Clothing and Social Control

The other day somebody posted to my social media complaining that his boss had changed the office dress code...and now he had nothing to wear.

Dress codes and school uniforms, not to mention the overall expectations of how people should dress in a "business" situation...we're used to them and we probably think of them as customs.

The truth is that clothing has been used to both indicate status and control people for a very long time.

Clothing as social control used to be more obvious in the form of "sumptuary" laws. These laws restricted who could wear what, often in great details.

For example, per the Elizabethan sumptuary laws: Only the royal family could wear purple silk or "cloth of gold tissued" - unless you were a duke, marquis or earl, in which case you could wear it in certain clothing items. Lower class women could only wear brown, beige, yellow, orange, russet, green, grey or blue (woad blue, that is, not indigo).

The ostensible reason for the sumptuary laws in this era was to reduce the importation of foreign dyes and fabrics - but the real reason was so you could identify somebody's status quickly. Sumptuary laws were also used to enforce gender rules - although women who cross dressed weren't punished too heavily. (Many women would dress in male garb when traveling alone in order to avoid, shall we say, unwanted attention).

These days, we don't have laws about what people can and can't wear - but we still have customs. Clothing is used to show status - and we make immediate assumptions about people based off of what they wear. If I talk about a young black man in a hoodie...assumptions there, right away. Too many of them, because plenty of people wear hoodies who aren't in gangs and living in the hood.

In the horse show ring, there are also rules about clothing - and growing up showing in England I had to change between classes. Americans tend to be far more lax about this - but it's expected in English rail classes for all of the riders to dress as close to identical as possible, with the ostensible reason being that it helped the judge focus on the horse. But there's a status tradition in there too. Depending on where you are, there are strong limitations on who can wear "pink" - a red coat. In America, the privilege is reserved for hunt staff, but in Britain it is the traditional privilege of gentlemen. Ladies would wear black coats. (Female Masters of Foxhounds are, however, always permitted to wear pink). The reason is that the red coat started out as a military thing. That's only for formal meets, though. For informal ones, you wear "ratcatcher" - tweed (Youth always wear ratcatcher). So, again, the clothing is a form of social control and status - and also a way to belong. (And truthfully, a formal hunt field looks pretty spectacular). But because of that I (being youth at the time) had to wear ratcatcher for hunter classes and black or blue for jumper classes. Had to. Or the judge would mark me down...or even excuse me from the ring.

Do we really ever wear what we choose? Even when I'm sitting here in jeans, T-shirt and sweater, in some way I'm wearing a uniform...the "geek" one. Clothing is much more about communicating our status than it is about expressing individuality.

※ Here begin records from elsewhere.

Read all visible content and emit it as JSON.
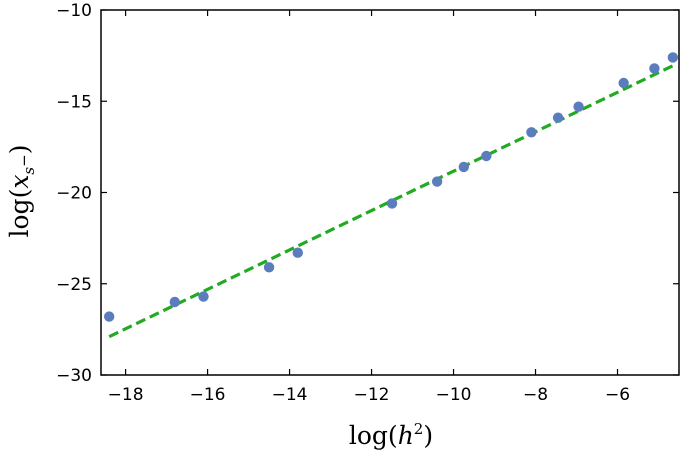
{
  "chart_data": {
    "type": "scatter",
    "xlabel": "log(h²)",
    "ylabel": "log(x_{s−})",
    "xlim": [
      -18.6,
      -4.5
    ],
    "ylim": [
      -30,
      -10
    ],
    "xticks": [
      -18,
      -16,
      -14,
      -12,
      -10,
      -8,
      -6
    ],
    "yticks": [
      -30,
      -25,
      -20,
      -15,
      -10
    ],
    "xtick_labels": [
      "−18",
      "−16",
      "−14",
      "−12",
      "−10",
      "−8",
      "−6"
    ],
    "ytick_labels": [
      "−30",
      "−25",
      "−20",
      "−15",
      "−10"
    ],
    "grid": false,
    "series": [
      {
        "kind": "points",
        "color": "#5b7dbd",
        "x": [
          -18.4,
          -16.8,
          -16.1,
          -14.5,
          -13.8,
          -11.5,
          -10.4,
          -9.75,
          -9.2,
          -8.1,
          -7.45,
          -6.95,
          -5.85,
          -5.1,
          -4.65
        ],
        "y": [
          -26.8,
          -26.0,
          -25.7,
          -24.1,
          -23.3,
          -20.6,
          -19.4,
          -18.6,
          -18.0,
          -16.7,
          -15.9,
          -15.3,
          -14.0,
          -13.2,
          -12.6
        ]
      },
      {
        "kind": "fit-line",
        "color": "#22aa22",
        "style": "dashed",
        "x": [
          -18.4,
          -4.6
        ],
        "y": [
          -27.9,
          -13.0
        ]
      }
    ]
  }
}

Ah, but what about high fashion? That's control too...especially if you're female. Try buying any female clothing that's "out of fashion" and you'll see what I mean. The worst...and funniest...incident of that was the time I wanted to buy a nice sundress to wear at a destination wedding.

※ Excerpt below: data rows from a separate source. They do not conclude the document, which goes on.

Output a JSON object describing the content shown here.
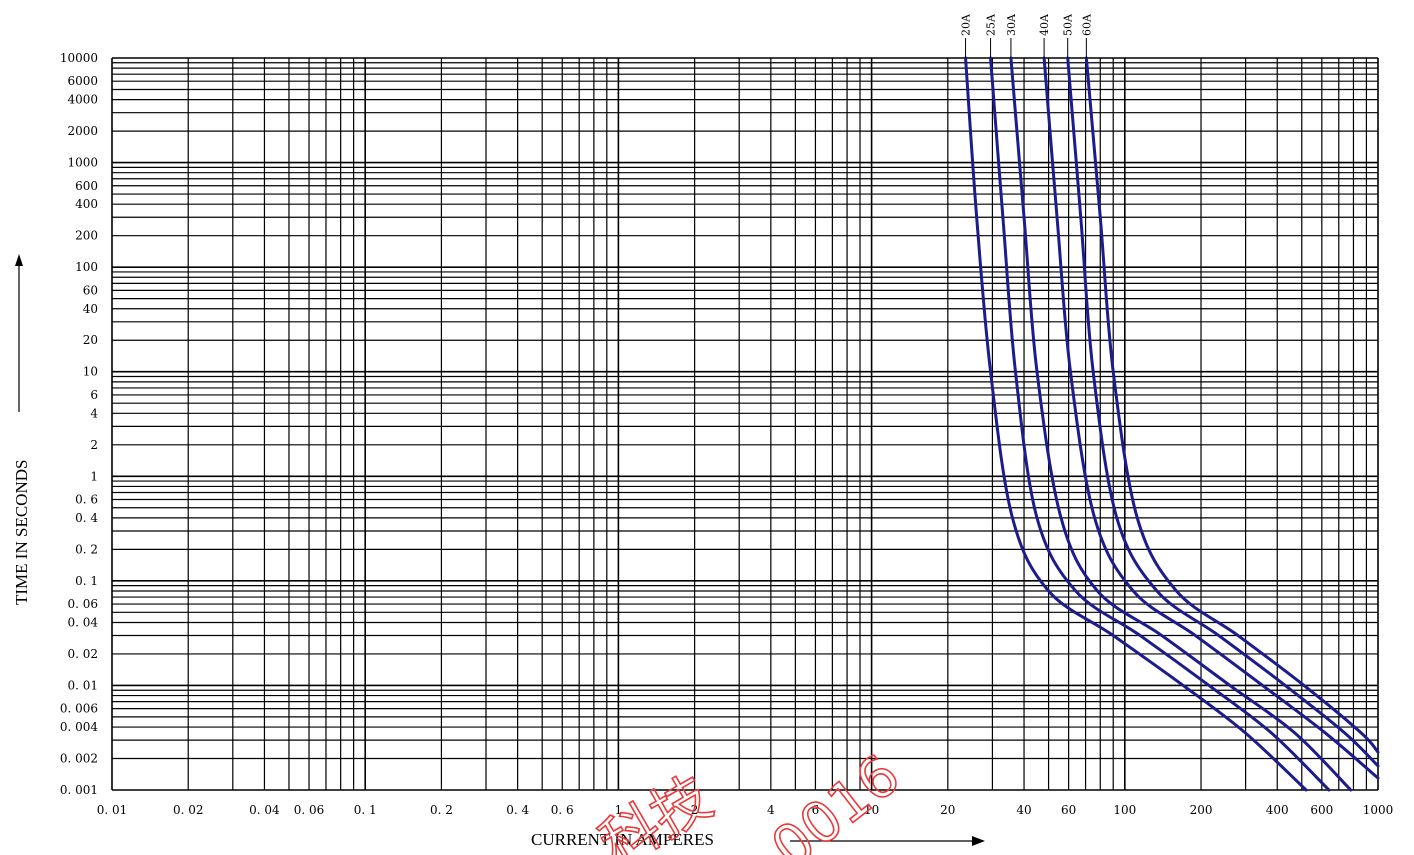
{
  "chart_data": {
    "type": "line",
    "title": "",
    "xlabel": "CURRENT IN AMPERES",
    "ylabel": "TIME IN SECONDS",
    "x_scale": "log",
    "y_scale": "log",
    "xlim": [
      0.01,
      1000
    ],
    "ylim": [
      0.001,
      10000
    ],
    "grid": true,
    "legend": "curve labels at top of each curve",
    "x_tick_labels": [
      {
        "v": 0.01,
        "t": "0. 01"
      },
      {
        "v": 0.02,
        "t": "0. 02"
      },
      {
        "v": 0.04,
        "t": "0. 04"
      },
      {
        "v": 0.06,
        "t": "0. 06"
      },
      {
        "v": 0.1,
        "t": "0. 1"
      },
      {
        "v": 0.2,
        "t": "0. 2"
      },
      {
        "v": 0.4,
        "t": "0. 4"
      },
      {
        "v": 0.6,
        "t": "0. 6"
      },
      {
        "v": 1,
        "t": "1"
      },
      {
        "v": 2,
        "t": "2"
      },
      {
        "v": 4,
        "t": "4"
      },
      {
        "v": 6,
        "t": "6"
      },
      {
        "v": 10,
        "t": "10"
      },
      {
        "v": 20,
        "t": "20"
      },
      {
        "v": 40,
        "t": "40"
      },
      {
        "v": 60,
        "t": "60"
      },
      {
        "v": 100,
        "t": "100"
      },
      {
        "v": 200,
        "t": "200"
      },
      {
        "v": 400,
        "t": "400"
      },
      {
        "v": 600,
        "t": "600"
      },
      {
        "v": 1000,
        "t": "1000"
      }
    ],
    "y_tick_labels": [
      {
        "v": 10000,
        "t": "10000"
      },
      {
        "v": 6000,
        "t": "6000"
      },
      {
        "v": 4000,
        "t": "4000"
      },
      {
        "v": 2000,
        "t": "2000"
      },
      {
        "v": 1000,
        "t": "1000"
      },
      {
        "v": 600,
        "t": "600"
      },
      {
        "v": 400,
        "t": "400"
      },
      {
        "v": 200,
        "t": "200"
      },
      {
        "v": 100,
        "t": "100"
      },
      {
        "v": 60,
        "t": "60"
      },
      {
        "v": 40,
        "t": "40"
      },
      {
        "v": 20,
        "t": "20"
      },
      {
        "v": 10,
        "t": "10"
      },
      {
        "v": 6,
        "t": "6"
      },
      {
        "v": 4,
        "t": "4"
      },
      {
        "v": 2,
        "t": "2"
      },
      {
        "v": 1,
        "t": "1"
      },
      {
        "v": 0.6,
        "t": "0. 6"
      },
      {
        "v": 0.4,
        "t": "0. 4"
      },
      {
        "v": 0.2,
        "t": "0. 2"
      },
      {
        "v": 0.1,
        "t": "0. 1"
      },
      {
        "v": 0.06,
        "t": "0. 06"
      },
      {
        "v": 0.04,
        "t": "0. 04"
      },
      {
        "v": 0.02,
        "t": "0. 02"
      },
      {
        "v": 0.01,
        "t": "0. 01"
      },
      {
        "v": 0.006,
        "t": "0. 006"
      },
      {
        "v": 0.004,
        "t": "0. 004"
      },
      {
        "v": 0.002,
        "t": "0. 002"
      },
      {
        "v": 0.001,
        "t": "0. 001"
      }
    ],
    "curve_color": "#1c1c8c",
    "series": [
      {
        "name": "20A",
        "points": [
          [
            23.5,
            10000
          ],
          [
            26,
            300
          ],
          [
            29.5,
            10
          ],
          [
            36,
            0.4
          ],
          [
            50,
            0.08
          ],
          [
            90,
            0.03
          ],
          [
            170,
            0.01
          ],
          [
            300,
            0.0035
          ],
          [
            520,
            0.001
          ]
        ]
      },
      {
        "name": "25A",
        "points": [
          [
            29.5,
            10000
          ],
          [
            33,
            300
          ],
          [
            37,
            10
          ],
          [
            45,
            0.4
          ],
          [
            64,
            0.08
          ],
          [
            115,
            0.03
          ],
          [
            215,
            0.01
          ],
          [
            380,
            0.0035
          ],
          [
            640,
            0.001
          ]
        ]
      },
      {
        "name": "30A",
        "points": [
          [
            35.5,
            10000
          ],
          [
            40,
            300
          ],
          [
            45,
            10
          ],
          [
            56,
            0.4
          ],
          [
            78,
            0.08
          ],
          [
            140,
            0.03
          ],
          [
            260,
            0.01
          ],
          [
            470,
            0.0035
          ],
          [
            780,
            0.001
          ]
        ]
      },
      {
        "name": "40A",
        "points": [
          [
            48,
            10000
          ],
          [
            54,
            300
          ],
          [
            61,
            10
          ],
          [
            76,
            0.4
          ],
          [
            108,
            0.08
          ],
          [
            190,
            0.03
          ],
          [
            350,
            0.01
          ],
          [
            620,
            0.0035
          ],
          [
            1000,
            0.0013
          ]
        ]
      },
      {
        "name": "50A",
        "points": [
          [
            59.5,
            10000
          ],
          [
            67,
            300
          ],
          [
            75,
            10
          ],
          [
            93,
            0.4
          ],
          [
            134,
            0.08
          ],
          [
            235,
            0.03
          ],
          [
            430,
            0.01
          ],
          [
            740,
            0.0035
          ],
          [
            1000,
            0.0017
          ]
        ]
      },
      {
        "name": "60A",
        "points": [
          [
            70.5,
            10000
          ],
          [
            80,
            300
          ],
          [
            90,
            10
          ],
          [
            112,
            0.4
          ],
          [
            160,
            0.08
          ],
          [
            280,
            0.03
          ],
          [
            510,
            0.01
          ],
          [
            860,
            0.0035
          ],
          [
            1000,
            0.0023
          ]
        ]
      }
    ]
  },
  "watermark": {
    "text": "科技",
    "text2": "0016"
  }
}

The fashionable color for sundresses that year was...white. It took me literally hours to find something that wasn't white. Because, of course, white at weddings is reserved for the bride - to show her special status.

Really, can you think of any item of clothing or way of dressing that doesn't immediately reveal some aspects of the social status of the wearer? And do we not still penalize people who dress out of their station?